CVE-2025-41087 is a stored Cross-Site Scripting (XSS) vulnerability classified under CWE-79, present in all versions of Taclia's web application. The vulnerability stems from improper neutralization of input during web page generation, specifically in the handling of uploaded SVG images. SVG files can contain embedded scripts, and Taclia's application fails to sanitize these files adequately before storing them on the server. As a result, an attacker can upload a crafted SVG image containing malicious JavaScript code. When other users access the affected resource, the embedded script executes in their browser context, potentially compromising user sessions, stealing credentials, or performing unauthorized actions on behalf of the user. The vulnerability has a CVSS 4.0 score of 5.1, reflecting medium severity, with attack vector network-based, low attack complexity, no privileges required, but user interaction needed.

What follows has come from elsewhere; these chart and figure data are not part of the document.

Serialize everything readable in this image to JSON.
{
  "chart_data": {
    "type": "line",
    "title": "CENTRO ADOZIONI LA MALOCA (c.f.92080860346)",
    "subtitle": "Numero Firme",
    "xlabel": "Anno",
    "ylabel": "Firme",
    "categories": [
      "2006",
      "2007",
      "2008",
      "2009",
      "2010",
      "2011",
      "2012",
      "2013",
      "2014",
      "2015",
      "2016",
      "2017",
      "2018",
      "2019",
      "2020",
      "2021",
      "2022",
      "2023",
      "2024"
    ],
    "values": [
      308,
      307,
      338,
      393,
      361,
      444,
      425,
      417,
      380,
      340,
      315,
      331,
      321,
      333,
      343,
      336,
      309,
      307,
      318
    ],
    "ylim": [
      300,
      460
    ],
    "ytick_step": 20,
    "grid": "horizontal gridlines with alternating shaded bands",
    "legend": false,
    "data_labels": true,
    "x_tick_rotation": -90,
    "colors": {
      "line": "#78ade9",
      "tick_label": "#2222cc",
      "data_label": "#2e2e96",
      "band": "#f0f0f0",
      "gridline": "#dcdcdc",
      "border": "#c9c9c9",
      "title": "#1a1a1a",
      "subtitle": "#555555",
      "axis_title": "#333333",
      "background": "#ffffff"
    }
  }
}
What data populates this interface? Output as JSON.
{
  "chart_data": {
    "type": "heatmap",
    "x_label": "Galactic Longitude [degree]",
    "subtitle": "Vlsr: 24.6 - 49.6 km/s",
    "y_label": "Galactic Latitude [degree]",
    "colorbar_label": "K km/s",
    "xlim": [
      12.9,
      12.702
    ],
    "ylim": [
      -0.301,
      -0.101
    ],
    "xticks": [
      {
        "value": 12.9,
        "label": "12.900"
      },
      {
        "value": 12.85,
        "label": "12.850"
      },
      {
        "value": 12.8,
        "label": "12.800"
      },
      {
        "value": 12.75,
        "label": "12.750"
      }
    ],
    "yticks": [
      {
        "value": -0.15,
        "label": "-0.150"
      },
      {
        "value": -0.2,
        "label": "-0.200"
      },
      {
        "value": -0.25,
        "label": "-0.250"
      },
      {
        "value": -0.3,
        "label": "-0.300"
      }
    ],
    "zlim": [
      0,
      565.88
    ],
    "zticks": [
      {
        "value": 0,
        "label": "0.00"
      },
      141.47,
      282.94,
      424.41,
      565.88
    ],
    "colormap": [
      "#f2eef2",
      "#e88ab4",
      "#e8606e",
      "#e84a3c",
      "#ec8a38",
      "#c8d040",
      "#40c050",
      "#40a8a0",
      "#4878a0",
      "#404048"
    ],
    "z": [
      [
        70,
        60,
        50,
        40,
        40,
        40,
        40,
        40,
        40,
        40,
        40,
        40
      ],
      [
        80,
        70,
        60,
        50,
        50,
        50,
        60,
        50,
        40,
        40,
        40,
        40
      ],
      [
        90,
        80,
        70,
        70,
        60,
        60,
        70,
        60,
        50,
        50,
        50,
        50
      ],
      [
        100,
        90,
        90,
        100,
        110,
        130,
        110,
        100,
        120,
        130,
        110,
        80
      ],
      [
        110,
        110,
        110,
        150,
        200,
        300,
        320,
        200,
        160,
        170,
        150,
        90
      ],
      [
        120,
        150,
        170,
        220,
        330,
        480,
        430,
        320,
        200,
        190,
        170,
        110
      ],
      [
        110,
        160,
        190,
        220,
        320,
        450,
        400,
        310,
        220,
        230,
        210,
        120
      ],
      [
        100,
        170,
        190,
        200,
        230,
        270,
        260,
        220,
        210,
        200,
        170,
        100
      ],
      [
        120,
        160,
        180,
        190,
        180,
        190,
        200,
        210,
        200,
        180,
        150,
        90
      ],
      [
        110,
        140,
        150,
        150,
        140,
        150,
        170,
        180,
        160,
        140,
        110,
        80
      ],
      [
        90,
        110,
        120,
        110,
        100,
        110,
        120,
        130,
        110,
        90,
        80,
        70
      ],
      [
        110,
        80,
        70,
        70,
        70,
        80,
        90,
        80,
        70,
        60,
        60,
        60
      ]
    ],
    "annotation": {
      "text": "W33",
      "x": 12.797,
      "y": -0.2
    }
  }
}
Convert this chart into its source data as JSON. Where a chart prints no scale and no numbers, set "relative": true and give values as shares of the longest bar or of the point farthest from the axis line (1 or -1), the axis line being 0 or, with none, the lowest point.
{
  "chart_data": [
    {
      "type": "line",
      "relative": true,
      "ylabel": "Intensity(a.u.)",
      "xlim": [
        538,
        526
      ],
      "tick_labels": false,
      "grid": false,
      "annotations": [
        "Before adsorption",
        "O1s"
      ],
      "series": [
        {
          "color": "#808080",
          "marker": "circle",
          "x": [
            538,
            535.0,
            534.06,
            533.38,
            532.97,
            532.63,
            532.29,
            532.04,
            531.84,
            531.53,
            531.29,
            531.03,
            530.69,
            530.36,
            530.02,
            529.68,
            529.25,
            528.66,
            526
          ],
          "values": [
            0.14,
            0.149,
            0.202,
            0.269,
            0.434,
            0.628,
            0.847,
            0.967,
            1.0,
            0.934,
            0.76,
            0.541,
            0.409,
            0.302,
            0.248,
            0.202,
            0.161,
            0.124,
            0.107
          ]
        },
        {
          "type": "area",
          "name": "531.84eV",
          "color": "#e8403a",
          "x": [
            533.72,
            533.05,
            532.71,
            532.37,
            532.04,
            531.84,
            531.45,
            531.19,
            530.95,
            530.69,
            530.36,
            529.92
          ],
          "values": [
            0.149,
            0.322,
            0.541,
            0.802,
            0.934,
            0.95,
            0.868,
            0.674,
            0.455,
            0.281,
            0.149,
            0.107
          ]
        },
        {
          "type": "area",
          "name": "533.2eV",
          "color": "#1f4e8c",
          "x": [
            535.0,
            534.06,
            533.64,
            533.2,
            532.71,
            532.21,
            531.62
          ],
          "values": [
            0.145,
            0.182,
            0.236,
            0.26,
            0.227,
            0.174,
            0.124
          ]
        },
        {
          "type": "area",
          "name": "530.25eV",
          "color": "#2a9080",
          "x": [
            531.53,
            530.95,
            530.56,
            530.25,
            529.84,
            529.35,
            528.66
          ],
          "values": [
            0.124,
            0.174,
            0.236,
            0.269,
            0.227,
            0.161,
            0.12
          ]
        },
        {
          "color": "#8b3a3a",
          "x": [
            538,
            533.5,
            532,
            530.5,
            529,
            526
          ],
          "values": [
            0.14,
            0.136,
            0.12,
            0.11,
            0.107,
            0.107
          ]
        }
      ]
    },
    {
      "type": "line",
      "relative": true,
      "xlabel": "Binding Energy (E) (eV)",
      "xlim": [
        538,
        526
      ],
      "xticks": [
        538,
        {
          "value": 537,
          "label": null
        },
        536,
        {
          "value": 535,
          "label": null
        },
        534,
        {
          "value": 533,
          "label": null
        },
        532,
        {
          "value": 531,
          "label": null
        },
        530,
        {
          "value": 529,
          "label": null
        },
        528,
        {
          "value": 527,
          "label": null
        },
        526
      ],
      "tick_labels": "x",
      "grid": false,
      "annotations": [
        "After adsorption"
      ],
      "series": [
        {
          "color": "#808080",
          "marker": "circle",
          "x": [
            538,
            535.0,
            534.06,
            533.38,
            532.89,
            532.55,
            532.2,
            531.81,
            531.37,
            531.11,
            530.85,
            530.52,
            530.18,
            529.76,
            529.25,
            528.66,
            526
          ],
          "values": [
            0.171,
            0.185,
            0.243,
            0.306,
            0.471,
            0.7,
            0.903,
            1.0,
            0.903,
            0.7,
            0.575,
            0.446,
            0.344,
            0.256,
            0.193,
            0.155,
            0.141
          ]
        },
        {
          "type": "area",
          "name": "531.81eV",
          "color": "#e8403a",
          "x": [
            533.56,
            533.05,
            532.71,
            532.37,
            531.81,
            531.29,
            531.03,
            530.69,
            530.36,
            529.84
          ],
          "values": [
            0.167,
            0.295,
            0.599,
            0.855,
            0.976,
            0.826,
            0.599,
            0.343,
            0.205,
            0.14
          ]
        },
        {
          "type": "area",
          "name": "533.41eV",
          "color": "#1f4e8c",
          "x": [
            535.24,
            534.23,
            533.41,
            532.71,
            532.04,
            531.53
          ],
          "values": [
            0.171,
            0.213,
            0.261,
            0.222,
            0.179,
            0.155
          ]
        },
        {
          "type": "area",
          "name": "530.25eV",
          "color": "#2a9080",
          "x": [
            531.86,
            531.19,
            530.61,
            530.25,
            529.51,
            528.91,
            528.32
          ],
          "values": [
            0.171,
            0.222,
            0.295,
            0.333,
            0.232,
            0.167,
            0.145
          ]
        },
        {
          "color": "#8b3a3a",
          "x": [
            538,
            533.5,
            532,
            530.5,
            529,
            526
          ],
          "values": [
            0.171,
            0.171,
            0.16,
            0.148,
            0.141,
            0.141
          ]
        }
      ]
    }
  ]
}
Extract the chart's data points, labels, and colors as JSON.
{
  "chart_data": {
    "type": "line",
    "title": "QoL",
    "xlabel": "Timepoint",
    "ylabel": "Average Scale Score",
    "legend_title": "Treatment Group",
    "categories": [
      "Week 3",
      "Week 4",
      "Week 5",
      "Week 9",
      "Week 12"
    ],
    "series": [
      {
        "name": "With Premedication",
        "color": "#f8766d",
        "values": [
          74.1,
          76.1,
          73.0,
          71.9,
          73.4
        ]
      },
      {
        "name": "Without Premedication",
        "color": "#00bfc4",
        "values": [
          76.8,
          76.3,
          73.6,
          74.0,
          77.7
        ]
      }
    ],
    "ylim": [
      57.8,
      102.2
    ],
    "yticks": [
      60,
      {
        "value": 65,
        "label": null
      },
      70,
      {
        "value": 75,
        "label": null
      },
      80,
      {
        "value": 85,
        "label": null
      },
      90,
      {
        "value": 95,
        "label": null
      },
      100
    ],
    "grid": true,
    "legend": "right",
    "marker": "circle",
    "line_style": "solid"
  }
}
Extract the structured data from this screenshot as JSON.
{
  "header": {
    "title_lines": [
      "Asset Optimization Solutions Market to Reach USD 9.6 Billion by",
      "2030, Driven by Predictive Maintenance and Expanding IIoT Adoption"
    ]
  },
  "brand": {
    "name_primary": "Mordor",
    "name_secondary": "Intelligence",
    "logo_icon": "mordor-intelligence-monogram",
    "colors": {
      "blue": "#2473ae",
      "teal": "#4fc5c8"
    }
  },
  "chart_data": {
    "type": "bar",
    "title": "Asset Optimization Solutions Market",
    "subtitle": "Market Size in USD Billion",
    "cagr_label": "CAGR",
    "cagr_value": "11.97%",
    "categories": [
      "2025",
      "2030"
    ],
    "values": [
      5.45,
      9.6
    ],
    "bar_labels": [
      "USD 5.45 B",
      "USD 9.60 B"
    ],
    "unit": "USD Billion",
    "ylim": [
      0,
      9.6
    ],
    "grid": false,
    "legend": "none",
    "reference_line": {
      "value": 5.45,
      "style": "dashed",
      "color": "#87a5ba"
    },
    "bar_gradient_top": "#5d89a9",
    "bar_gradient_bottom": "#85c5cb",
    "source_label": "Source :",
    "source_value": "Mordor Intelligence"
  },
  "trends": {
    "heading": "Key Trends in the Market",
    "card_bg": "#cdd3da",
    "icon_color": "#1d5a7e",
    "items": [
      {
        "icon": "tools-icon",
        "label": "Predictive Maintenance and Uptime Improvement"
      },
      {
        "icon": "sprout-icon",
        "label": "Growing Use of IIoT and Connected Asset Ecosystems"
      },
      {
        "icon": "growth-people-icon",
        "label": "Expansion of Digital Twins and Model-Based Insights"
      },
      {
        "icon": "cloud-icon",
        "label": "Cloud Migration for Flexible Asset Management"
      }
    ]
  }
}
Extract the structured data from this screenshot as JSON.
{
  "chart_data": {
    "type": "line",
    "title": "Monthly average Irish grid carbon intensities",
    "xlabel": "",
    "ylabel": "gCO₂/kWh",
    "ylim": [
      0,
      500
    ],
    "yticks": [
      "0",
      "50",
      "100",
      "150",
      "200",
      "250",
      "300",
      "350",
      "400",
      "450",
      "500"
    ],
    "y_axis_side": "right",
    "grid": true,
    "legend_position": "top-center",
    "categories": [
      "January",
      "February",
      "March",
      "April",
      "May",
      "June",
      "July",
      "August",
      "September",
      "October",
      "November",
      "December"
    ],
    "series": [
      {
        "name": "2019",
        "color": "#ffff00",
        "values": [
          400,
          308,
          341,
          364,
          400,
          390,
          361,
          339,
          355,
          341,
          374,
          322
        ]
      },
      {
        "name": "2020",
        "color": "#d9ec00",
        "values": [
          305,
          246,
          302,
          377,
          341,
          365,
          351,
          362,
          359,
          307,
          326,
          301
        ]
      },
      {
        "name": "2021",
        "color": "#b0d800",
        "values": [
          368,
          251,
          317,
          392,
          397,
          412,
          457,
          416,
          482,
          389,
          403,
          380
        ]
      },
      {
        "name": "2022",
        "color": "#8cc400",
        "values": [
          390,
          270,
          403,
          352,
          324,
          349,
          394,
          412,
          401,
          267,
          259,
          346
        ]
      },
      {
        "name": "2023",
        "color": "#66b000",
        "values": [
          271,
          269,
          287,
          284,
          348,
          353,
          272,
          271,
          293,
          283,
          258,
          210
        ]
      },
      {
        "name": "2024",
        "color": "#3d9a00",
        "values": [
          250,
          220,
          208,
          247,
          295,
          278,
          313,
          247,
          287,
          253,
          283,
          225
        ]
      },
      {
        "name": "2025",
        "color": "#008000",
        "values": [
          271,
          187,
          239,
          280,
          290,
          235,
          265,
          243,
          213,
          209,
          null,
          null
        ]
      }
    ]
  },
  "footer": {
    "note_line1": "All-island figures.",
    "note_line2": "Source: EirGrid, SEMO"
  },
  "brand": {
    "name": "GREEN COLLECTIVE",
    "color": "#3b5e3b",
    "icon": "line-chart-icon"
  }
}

The scope is limited to the web application context, and no known exploits have been reported in the wild. The vulnerability was reserved in April 2025 and published in November 2025 by INCIBE. The lack of patches currently requires organizations to implement interim mitigations to reduce risk.

For European organizations using Taclia's web application, this vulnerability poses a moderate risk to confidentiality and integrity of user data. Successful exploitation can lead to session hijacking, unauthorized actions, and potential lateral movement within the affected environment. The stored nature of the XSS increases risk because malicious scripts persist and affect multiple users. Organizations handling sensitive or personal data are particularly vulnerable to data breaches or compliance violations under GDPR. The vulnerability can also damage organizational reputation and trust if exploited. Since the attack requires user interaction (viewing the malicious SVG), phishing or social engineering could be leveraged to increase success. The medium CVSS score reflects a balanced risk but should not be underestimated given the potential for targeted attacks against high-value European entities.

1. Implement robust SVG sanitization libraries that remove or neutralize embedded scripts and potentially dangerous elements before accepting SVG uploads. 2. Restrict or disable SVG uploads if not strictly necessary, or convert SVGs to safer image formats server-side. 3. Apply Content Security Policy (CSP) headers to restrict script execution sources and reduce impact of XSS. 4. Enforce strict input validation and output encoding on all user-generated content. 5. Monitor web application logs for unusual SVG upload activity or script execution attempts. 6. Educate users about the risks of interacting with untrusted content and implement multi-factor authentication to reduce session hijacking impact. 7. Engage with Taclia for patches or updates and apply them promptly once available. 8. Conduct regular security assessments and penetration testing focused on file upload functionalities.